Social engineering through intelligence tactics
It has been alleged that North Korean operatives were behind the attack. Unlike typical cybercriminals who hunt for code-based weaknesses, these individuals are reported to have acted as if they were genuine members of the community. This incident highlights a growing vulnerability in the decentralized finance (DeFi) space, which has largely focused its safeguards on technical audits, code reviews, and penetration testing, while leaving itself exposed to more nuanced threats rooted in social dynamics. Alexander Urbelis, head of information security at ENS Labs, argues that such incidents should not simply be labeled as “hacks,” since they have taken on the scale of covert intelligence operations.
Urbelis emphasized that those responsible for the Drift protocol breach did not resemble traditional hackers. Rather, by engaging with Drift contributors at international conferences and investing significant sums of money to earn trust, they operated similarly to professional field agents. This shows a shift: the Drift incident is less about lucking into a technical flaw and more about patient infiltration and manipulation of social circles, revealing a new playbook for targeted attacks.
“North Korea is no longer targeting unprotected contracts, but unprotected people. This is not about finding flaws in systems, but about espionage,” Urbelis said.
Recent investigations have already documented cases of North Korean groups posing as software developers to infiltrate crypto firms, successfully passing interviews and joining teams while masking their true identities. The Drift case, however, shows that these efforts have become even more coordinated, evolving into carefully orchestrated, long-term campaigns.
Trust emerges as the sector’s weakest link
Modern DeFi projects often depend on close, trust-based relationships within small, dynamic teams. When critical permissions and access are concentrated in the hands of one or a few individuals, even a single breach achieved through social engineering can jeopardize the entire system. David Schwed, Director of Operations at SVRN and a former security leader at Robinhood and Galaxy, views the Drift breach as a wake-up call for the industry.
“Today’s threats are no longer limited to exploiting simple vulnerabilities; they now involve authentic identities, long-term planning, and a deliberate human element. Teams must treat not only technology, but process and personnel, as fundamental components of security,” Schwed commented.
As a result, platforms are beginning to reassess and upgrade their security practices. The Solana-based DeFi platform Jupiter, for example, continues with code reviews and open-source development, but increasingly prioritizes governance and operational security beyond software. Controls such as multi-signature wallets and timelocks are being expanded, while teams are investing in internal security training and advanced monitoring strategies.

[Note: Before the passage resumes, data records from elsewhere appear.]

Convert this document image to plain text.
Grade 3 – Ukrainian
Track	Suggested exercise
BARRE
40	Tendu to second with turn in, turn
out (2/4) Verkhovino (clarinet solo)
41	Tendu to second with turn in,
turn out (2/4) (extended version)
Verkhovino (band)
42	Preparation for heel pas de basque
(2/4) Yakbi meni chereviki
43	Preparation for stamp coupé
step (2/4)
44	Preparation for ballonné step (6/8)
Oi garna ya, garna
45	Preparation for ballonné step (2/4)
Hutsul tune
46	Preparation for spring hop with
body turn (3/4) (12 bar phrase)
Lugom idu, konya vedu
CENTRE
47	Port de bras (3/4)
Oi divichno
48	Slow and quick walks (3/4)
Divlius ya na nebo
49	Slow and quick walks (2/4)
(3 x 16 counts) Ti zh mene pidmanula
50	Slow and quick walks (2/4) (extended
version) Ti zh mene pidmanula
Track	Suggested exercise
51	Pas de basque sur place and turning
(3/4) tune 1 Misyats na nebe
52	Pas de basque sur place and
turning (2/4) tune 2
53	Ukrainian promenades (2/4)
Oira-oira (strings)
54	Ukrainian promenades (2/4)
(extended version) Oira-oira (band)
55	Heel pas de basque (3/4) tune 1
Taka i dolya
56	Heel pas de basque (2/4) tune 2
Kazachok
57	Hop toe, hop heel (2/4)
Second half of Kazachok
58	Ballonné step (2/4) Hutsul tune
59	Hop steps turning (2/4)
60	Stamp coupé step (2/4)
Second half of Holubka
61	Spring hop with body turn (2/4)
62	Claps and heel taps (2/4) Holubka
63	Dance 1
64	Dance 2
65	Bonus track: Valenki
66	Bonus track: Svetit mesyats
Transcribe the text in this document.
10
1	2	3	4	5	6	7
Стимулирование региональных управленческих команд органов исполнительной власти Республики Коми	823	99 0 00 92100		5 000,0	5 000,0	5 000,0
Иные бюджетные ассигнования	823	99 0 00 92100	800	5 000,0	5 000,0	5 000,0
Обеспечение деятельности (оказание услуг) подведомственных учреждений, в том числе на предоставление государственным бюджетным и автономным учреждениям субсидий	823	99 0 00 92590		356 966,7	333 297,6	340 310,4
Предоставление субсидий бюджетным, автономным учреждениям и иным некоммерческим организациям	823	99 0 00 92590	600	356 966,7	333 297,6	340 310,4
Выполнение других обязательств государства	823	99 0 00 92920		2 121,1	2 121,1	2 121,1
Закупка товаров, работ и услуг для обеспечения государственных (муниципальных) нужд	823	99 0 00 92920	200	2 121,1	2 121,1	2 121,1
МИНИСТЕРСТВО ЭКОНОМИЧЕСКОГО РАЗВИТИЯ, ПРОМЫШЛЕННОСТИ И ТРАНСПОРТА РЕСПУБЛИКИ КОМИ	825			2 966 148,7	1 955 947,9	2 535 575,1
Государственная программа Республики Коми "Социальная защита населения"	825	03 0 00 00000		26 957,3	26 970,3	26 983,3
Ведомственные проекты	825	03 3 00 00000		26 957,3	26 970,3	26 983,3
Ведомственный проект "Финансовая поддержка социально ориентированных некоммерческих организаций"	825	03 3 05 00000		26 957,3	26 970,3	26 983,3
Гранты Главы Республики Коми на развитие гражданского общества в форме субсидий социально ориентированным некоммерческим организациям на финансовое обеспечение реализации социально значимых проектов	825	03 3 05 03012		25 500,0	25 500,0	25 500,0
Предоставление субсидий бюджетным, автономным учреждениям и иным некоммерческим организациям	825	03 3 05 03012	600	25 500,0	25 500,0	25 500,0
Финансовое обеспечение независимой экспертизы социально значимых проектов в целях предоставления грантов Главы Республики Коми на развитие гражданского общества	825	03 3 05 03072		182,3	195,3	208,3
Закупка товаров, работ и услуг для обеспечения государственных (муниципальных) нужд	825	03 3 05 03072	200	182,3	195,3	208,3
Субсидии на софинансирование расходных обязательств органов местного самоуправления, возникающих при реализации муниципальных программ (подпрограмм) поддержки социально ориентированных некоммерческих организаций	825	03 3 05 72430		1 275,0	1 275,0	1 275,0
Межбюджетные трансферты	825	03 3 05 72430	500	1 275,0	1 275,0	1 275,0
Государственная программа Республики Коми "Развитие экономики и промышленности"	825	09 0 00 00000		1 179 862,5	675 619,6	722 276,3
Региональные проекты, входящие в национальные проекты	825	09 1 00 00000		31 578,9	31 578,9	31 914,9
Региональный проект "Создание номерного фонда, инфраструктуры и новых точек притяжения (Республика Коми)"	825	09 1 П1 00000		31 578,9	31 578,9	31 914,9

Kash Dhanda, Chief Operating Officer at Jupiter, emphasized that while multiple layers of review and validation are now basic requirements, the real battleground has shifted to governance, community engagement, and the risk of human error. Dhanda noted that operational security training and oversight for key personnel have become more robust, but he also cautions that security must be seen as an ongoing process—never a job that is simply finished or perfected.
David Gogel, COO of dYdX Labs, echoed this sentiment, stressing that events like Drift prove technical precautions alone are insufficient. Gogel highlighted that DeFi users themselves also have a role to play: they need to understand system architecture, multi-signature controls, and the potential for human-sourced vulnerabilities.
Lucas Bruder, CEO of Jito Labs, observed that the core weakness exploited in the Drift attack was not embedded in code, but in the realm of interpersonal trust. According to Bruder, the principal area of exposure remains with team member access and the security of their devices. The sector must ask not only how a system functions, but how quickly a single point of compromise could lead to a total breakdown of defenses.